A new Monmouth University poll of South Carolina voters shows Republican front-runner Mitt Romney maintaining a double-digit lead over the remainder of the GOP field, further increasing the likelihood of the Massachusetts governor winning the South Carolina primary and Republican nomination.

Romney earned 33 percent support of likely Republican voters, 11 percent higher than Newt Gingrich, whose 22 percent of support was good enough for second. Rick Santorum, whom Romney was able to narrowly edge in the Iowa caucuses, is earning 14 percent of voters, locking him into a struggle for third place with Ron Paul. The Texas congressman was earning 12 percent of those polled.
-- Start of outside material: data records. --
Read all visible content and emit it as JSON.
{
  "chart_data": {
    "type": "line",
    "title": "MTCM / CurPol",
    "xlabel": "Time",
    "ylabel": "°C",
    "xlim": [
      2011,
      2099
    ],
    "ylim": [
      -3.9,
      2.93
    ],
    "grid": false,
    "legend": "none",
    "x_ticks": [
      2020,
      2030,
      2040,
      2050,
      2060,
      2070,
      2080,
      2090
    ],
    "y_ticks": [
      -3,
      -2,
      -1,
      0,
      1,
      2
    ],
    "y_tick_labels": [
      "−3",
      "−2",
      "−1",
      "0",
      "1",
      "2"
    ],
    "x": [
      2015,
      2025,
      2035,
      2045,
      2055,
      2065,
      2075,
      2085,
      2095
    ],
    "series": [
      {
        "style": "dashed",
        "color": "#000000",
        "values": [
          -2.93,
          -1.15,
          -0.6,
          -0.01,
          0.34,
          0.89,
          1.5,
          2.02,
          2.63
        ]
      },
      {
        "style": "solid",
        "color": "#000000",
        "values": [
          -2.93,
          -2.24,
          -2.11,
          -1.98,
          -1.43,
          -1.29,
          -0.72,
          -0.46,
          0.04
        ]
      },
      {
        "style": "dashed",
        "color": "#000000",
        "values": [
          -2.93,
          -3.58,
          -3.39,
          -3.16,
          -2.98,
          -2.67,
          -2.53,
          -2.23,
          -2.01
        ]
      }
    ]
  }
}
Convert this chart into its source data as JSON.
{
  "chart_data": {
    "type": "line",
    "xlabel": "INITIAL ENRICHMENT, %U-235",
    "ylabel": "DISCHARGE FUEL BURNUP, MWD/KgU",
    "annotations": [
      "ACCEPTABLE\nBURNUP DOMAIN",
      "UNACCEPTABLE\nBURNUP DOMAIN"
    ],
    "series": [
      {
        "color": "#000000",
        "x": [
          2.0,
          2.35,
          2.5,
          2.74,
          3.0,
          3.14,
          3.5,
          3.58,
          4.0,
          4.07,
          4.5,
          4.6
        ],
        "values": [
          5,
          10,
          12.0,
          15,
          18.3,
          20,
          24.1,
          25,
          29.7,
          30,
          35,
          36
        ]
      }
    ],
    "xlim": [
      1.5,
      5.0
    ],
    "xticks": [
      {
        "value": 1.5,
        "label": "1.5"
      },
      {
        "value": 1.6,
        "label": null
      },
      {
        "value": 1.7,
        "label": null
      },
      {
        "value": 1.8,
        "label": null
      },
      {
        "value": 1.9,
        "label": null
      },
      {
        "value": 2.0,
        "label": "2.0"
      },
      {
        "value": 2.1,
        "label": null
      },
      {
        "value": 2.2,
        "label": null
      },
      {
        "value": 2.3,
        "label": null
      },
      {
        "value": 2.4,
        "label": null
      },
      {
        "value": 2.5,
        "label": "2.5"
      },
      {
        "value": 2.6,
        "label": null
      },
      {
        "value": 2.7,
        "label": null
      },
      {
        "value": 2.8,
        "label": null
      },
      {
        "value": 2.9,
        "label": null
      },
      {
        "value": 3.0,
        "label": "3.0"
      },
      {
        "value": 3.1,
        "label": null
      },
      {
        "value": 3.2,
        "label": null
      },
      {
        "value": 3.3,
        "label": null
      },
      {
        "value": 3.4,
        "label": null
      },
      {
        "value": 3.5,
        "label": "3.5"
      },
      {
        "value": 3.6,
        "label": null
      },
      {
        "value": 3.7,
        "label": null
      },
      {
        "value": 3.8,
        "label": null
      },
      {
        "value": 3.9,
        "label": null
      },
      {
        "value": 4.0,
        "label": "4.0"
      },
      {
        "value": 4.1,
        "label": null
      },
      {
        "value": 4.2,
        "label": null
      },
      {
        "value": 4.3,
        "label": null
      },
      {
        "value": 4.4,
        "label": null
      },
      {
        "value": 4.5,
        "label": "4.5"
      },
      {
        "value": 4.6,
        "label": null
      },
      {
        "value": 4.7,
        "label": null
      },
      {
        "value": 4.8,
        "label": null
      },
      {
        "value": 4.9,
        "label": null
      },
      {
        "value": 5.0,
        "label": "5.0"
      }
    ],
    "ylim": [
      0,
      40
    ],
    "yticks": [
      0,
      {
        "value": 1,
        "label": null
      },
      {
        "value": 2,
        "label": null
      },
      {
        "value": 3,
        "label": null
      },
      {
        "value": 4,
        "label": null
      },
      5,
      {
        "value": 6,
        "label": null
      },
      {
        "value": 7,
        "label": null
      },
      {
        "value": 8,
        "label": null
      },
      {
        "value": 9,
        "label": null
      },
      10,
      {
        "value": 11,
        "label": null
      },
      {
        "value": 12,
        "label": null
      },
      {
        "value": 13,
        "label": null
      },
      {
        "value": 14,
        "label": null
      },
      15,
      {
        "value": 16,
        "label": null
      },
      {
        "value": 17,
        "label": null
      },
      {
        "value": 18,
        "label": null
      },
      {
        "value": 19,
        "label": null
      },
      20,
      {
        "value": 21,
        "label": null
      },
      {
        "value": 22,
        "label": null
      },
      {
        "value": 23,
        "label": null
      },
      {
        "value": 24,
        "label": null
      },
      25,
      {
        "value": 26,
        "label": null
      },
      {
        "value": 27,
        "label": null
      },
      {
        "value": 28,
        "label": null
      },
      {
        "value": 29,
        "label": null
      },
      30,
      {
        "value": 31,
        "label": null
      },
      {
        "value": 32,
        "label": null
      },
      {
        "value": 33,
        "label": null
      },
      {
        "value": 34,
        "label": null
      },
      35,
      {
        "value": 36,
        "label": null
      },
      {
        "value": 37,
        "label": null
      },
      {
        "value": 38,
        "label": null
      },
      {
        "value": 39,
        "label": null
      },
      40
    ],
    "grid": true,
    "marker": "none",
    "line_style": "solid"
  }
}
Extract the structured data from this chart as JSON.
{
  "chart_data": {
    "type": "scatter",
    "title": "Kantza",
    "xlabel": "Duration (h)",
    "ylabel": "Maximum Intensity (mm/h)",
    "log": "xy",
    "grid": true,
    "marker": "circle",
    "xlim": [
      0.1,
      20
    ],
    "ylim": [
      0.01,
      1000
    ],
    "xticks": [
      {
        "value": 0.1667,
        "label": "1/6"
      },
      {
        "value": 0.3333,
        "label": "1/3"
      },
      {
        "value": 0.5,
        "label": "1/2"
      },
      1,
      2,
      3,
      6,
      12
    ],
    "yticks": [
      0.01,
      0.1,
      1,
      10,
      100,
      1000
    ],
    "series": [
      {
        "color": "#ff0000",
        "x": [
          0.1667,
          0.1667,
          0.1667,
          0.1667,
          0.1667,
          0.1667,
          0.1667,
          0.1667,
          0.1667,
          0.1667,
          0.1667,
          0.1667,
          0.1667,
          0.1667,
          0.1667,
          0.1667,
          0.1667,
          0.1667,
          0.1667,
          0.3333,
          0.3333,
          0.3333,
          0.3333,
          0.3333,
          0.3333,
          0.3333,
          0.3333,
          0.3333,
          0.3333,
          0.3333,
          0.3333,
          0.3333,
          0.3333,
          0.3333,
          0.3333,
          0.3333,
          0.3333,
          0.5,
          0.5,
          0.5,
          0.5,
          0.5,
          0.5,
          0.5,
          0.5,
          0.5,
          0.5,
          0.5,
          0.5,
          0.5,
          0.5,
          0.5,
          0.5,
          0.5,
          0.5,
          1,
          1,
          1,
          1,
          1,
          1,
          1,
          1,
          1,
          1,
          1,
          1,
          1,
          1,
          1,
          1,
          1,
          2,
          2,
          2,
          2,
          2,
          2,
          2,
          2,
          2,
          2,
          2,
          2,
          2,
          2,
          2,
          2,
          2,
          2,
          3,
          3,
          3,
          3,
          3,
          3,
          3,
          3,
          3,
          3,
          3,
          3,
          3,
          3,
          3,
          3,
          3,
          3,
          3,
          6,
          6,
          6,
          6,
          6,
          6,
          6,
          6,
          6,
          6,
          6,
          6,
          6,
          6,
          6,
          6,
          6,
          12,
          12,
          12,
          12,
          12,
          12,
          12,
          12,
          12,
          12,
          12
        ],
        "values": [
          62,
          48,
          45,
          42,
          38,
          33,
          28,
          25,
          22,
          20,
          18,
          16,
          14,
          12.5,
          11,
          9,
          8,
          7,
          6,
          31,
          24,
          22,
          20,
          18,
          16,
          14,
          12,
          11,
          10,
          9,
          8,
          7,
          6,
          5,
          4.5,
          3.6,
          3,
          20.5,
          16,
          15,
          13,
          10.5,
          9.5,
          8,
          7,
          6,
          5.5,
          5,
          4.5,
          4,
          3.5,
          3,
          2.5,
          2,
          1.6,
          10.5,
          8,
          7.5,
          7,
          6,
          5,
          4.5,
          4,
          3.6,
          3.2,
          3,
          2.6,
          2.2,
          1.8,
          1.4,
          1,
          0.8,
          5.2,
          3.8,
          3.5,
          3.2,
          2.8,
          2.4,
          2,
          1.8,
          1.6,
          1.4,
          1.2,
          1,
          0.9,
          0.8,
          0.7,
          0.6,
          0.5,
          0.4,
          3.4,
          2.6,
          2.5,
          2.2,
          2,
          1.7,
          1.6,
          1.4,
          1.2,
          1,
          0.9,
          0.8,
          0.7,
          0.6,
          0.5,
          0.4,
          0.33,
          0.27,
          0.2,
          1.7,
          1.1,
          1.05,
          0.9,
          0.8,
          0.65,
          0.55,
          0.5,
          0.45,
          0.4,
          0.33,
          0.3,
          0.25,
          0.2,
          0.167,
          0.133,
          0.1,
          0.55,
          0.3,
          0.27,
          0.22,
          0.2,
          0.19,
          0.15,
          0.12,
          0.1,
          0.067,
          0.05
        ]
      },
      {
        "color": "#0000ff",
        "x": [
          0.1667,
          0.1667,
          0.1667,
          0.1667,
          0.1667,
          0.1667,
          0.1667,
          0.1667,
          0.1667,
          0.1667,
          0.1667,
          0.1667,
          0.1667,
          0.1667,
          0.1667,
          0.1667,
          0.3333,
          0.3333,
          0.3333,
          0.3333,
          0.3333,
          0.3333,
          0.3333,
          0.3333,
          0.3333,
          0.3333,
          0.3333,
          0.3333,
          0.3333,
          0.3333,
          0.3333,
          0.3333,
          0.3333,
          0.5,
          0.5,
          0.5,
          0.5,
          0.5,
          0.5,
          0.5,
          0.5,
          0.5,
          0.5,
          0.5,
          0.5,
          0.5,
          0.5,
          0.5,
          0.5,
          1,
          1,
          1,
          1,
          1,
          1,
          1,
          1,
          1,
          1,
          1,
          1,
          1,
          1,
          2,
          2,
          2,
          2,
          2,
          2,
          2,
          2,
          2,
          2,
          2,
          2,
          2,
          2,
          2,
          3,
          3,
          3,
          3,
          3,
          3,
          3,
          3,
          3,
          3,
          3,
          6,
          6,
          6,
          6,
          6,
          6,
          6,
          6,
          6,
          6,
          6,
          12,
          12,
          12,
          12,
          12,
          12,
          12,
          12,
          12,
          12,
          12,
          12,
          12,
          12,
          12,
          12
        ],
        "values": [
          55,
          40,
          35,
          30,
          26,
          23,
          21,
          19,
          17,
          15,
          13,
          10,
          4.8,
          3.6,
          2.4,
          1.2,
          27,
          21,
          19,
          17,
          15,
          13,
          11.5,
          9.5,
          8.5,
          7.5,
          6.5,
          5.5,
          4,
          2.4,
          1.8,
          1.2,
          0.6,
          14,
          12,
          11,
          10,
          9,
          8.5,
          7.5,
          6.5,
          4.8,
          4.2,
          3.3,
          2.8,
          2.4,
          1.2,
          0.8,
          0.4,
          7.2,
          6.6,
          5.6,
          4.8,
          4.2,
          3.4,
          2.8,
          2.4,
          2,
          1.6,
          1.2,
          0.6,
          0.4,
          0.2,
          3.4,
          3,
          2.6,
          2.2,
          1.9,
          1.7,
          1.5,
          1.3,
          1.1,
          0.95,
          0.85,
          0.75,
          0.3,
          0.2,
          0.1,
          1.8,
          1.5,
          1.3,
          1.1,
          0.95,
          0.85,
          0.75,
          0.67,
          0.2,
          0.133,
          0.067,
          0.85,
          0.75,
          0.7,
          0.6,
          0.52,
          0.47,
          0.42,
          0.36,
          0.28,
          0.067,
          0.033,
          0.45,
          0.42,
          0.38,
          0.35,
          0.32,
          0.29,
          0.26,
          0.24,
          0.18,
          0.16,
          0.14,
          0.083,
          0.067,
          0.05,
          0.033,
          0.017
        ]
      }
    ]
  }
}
“Gov. Romney appears to be consolidating his status as the one to beat. While he doesn’t enjoy an outright majority, he performs well with every major voting bloc, possibly because the field is still crowded,” said Patrick Murray, director of the Monmouth University Polling Institute, in a statement.

Rick Perry, meanwhile, was unable to crack double digits, earning 6 percent of support, and the recently departed Jon Huntsman was pulling 4 percent of voters.

The majority of Gingrich's support came from South Carolina voters who described themselves as very conservative — the former Speaker earned three in 10 of these voters — and those who say they strongly support the Tea Party movement. Meanwhile, Romney earns nearly four in 10 of voters who classify themselves as either somewhat conservative or moderate or liberal.

Some of Romney's success can also be attributed to surprise support among Christian voters. The former governor is winning 29 percent of self-described evangelicals, better than Gingrich's 26 percent and Santorum's 19 percent. Romney also leads among voters who say the candidate who shares their values is the most important factor in picking a candidate — a surprise for Romney, who usually trails on that metric. Twenty-three percent of values voters picked Romney, versus 19 percent for Paul, 17 percent for Santorum and 15 percent for Gingrich.

As usual, for the 43 percent of voters who say electability is the most important factor, Romney emerges as the clear choice. Nearly half of voters worried primarily about electability chose the former governor, versus just 28 percent for Gingrich and 12 percent for Santorum.